The film centers on the love story of two independent people who have embraced the opportunities of the American West with enthusiasm and in their own way. Mortensen plays Danish immigrant Holger Olsen, a taciturn man who has clearly lived several full lives before settling in a modest cabin on the outskirts of Elk Flats, Nevada. On a visit to San Francisco (“to see the end of the world”), Olsen meets Vivienne (Vicky Krieps), a flower seller who has run out of patience with her dandy, boastful admirer. “Fool!” she exclaims, exasperated. Olsen watches her from the city’s harbor and is immediately fascinated.

And who can blame him? Krieps is great; her Vivienne has a rebellious spirit, a vicious sense of mischief and a love of beauty, qualities that set her apart from the hard-working, tooth-challenged frontiersmen in Olsen’s town. The daughter of French-speaking settlers, Vivienne grew up surrounded by trees and her mother’s romantic stories in the redwood forests near the Canadian border. She makes no secret of her disappointment with Olsen’s living situation. “So sad! No trees,” she sighs. “You live like a dog.” She stays, however, and softens the hard edges of Olsen’s primitive living situation with roses and bougainvilleas outside and fabrics and furniture inside. The idyll is short-lived, however. With the outbreak of the Civil War, former soldier Olsen feels compelled to fight again. And fate, in the form of the local rancher’s wayward son, has its own plans for Vivienne.

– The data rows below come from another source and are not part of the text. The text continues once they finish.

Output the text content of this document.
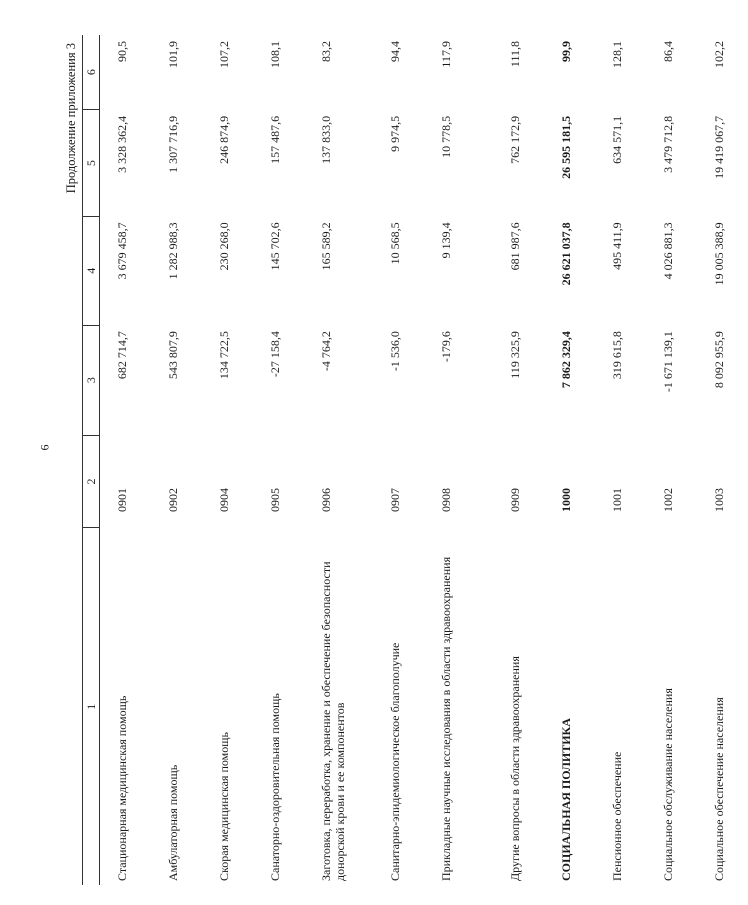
6
Продолжение приложения 3
1	2	3	4	5	6
Стационарная медицинская помощь	0901	682 714,7	3 679 458,7	3 328 362,4	90,5
Амбулаторная помощь	0902	543 807,9	1 282 988,3	1 307 716,9	101,9
Скорая медицинская помощь	0904	134 722,5	230 268,0	246 874,9	107,2
Санаторно-оздоровительная помощь	0905	-27 158,4	145 702,6	157 487,6	108,1
Заготовка, переработка, хранение и обеспечение безопасности донорской крови и ее компонентов	0906	-4 764,2	165 589,2	137 833,0	83,2
Санитарно-эпидемиологическое благополучие	0907	-1 536,0	10 568,5	9 974,5	94,4
Прикладные научные исследования в области здравоохранения	0908	-179,6	9 139,4	10 778,5	117,9
Другие вопросы в области здравоохранения	0909	119 325,9	681 987,6	762 172,9	111,8
СОЦИАЛЬНАЯ ПОЛИТИКА	1000	7 862 329,4	26 621 037,8	26 595 181,5	99,9
Пенсионное обеспечение	1001	319 615,8	495 411,9	634 571,1	128,1
Социальное обслуживание населения	1002	-1 671 139,1	4 026 881,3	3 479 712,8	86,4
Социальное обеспечение населения	1003	8 092 955,9	19 005 388,9	19 419 067,7	102,2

There is a kinship in the narrative and intimate character details between this film and revisionist westerns like Kelly Reichardt’s Meeks Cutoff. The languid pacing (the film is at times a little too leisurely and sluggish for its own good) and fractured, nonlinear structure suit Mortensen’s arthouse sensibility rather than the more traditional idea of ​​what a frontier adventure should look like. And by shaping this portrait of the untamed American West through the experiences of first- and second-generation immigrants, Mortensen plays with the quintessentially American identity of a certain kind of mythical Western (the kind that starred John Wayne and characterized its heroes with white hats and white skin).

Cinematographer Marcel Zyskind does wonders with the wild beauty of the landscape and the simmering tension of the local pub. And the sound design is rich and bustling—the silence that drew Olsen to his secluded corner of the world is never truly still: There’s a constant chorus of insects and birds, all accompanied by the vagaries of the weather. But despite all that, the film is only truly alive when Vivienne is onscreen. And that’s a potential problem. It’s not a spoiler, since the film begins on her deathbed, but much of the action concerns Olsen’s muted struggle to reconcile his grief over the loss of his love with his desire for revenge on the man who wronged her.

The film’s structure is a partial solution – Olsen’s post-death journey is intercut with Vivienne’s story, her mind and will pitted against the hostile machismo of the frontier. But it’s telling that we only notice the film’s deliberate pacing and dips in energy in the scenes where Krieps’ electrifying and magnetic presence is absent.